Com sorrisos ocasionais nos rostos, os iraquianos comparecem às urnas neste domingo, desafiando os insurgentes do país, determinados a transformar a votação em um banho de sangue.

Ataques suicidas e de morteiros abalaram o dia de votação, provocando a morte de, pelo menos, 22 pessoas em todo o país. Mas, mesmo assim, milhares de iraquianos ousaram sair às ruas para votar.

Em Falluja, cidade sunita a oeste de Bagdá que até novembro era um reduto de rebeldes, algumas pessoas foram às urnas, ao contrário do previsto.

“Queremos ser como os outros iraquianos. Não queremos ser sempre oposição”, explicou Ahmed Jassim após votar.

Em Baquba, cidade religiosa ao nordeste da capital, uma multidão gritava e batia palmas em um dos locais de votação.

Um dos primeiros a votar foi o presidente Ghazi al-Yawar. Ele depositou seu voto numa urna localizada dentro da Zona Verde, região fortemente vigiada em Bagdá que abriga embaixadas e gabinetes do governo.

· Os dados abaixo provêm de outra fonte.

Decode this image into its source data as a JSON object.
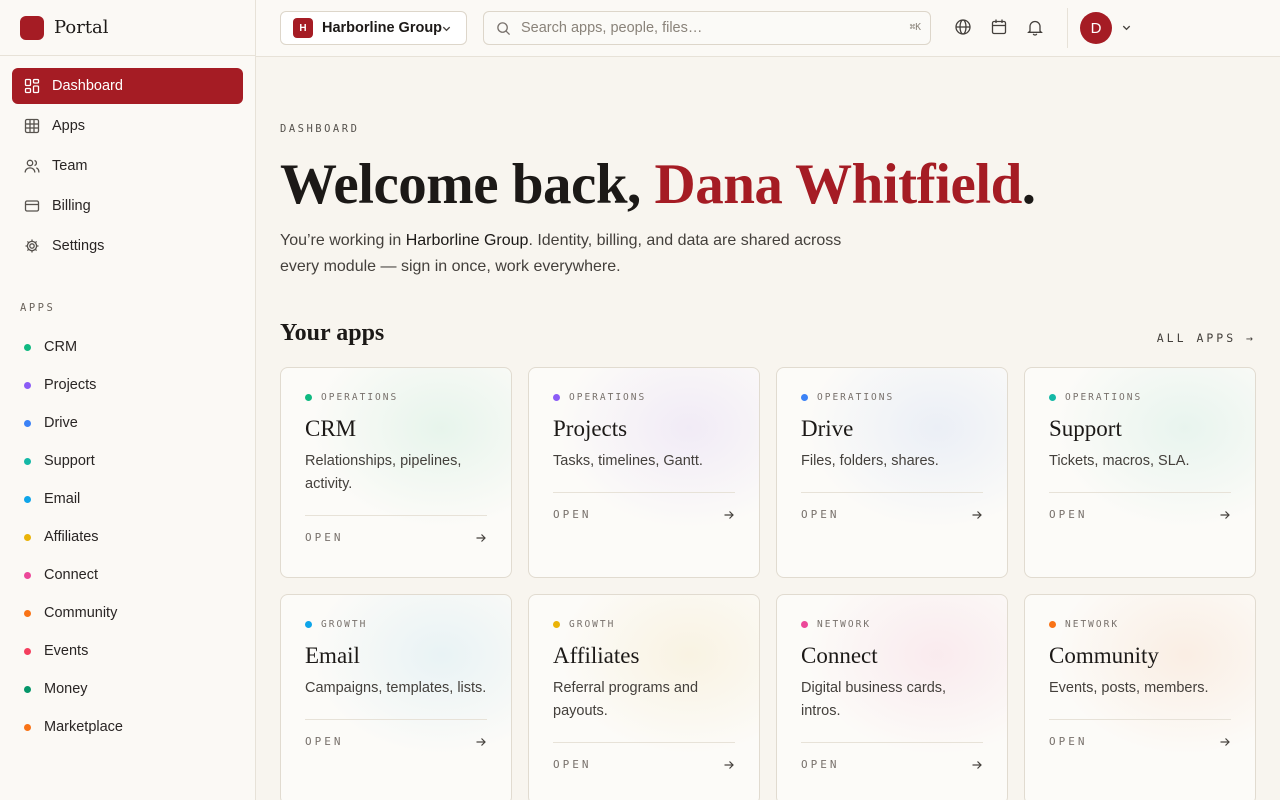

Al-Yawar saiu da cabine com um sorriso e um dedo da mão direita manchado de tinta azul para mostrar que votou. “Espero que todos saiam e votem, se Deus quiser”, disse ele.

Na região curda, considerada relativamente segura, havia um fluxo permanente de pessoas dirigindo-se às urnas.

As autoridades iraquianas e norte-americanas implementaram um forte esquema de segurança, com dezenas de milhares de homens armados pelas ruas. Carros de civis não podem circular e as fronteiras terrestres do país, assim como o aeroporto, foram fechadas.

Em Samarra, ao norte de Bagdá, disparos foram ouvidos minutos após a abertura das urnas.

Em Najaf, principal região dos xiitas, centenas de pessoas caminharam tranquilamente aos postos de votação. O anel de segurança formado em torno da cidade, atacado várias vezes anteriormente, era um dos mais rígidos.

“Não temos medo de bombas”, disse o eleitor Souad Salem. Os xiitas, que representam 60 por cento da população iraquiana, devem vencer as eleições após anos de opressão sob o governo de Saddam Hussein.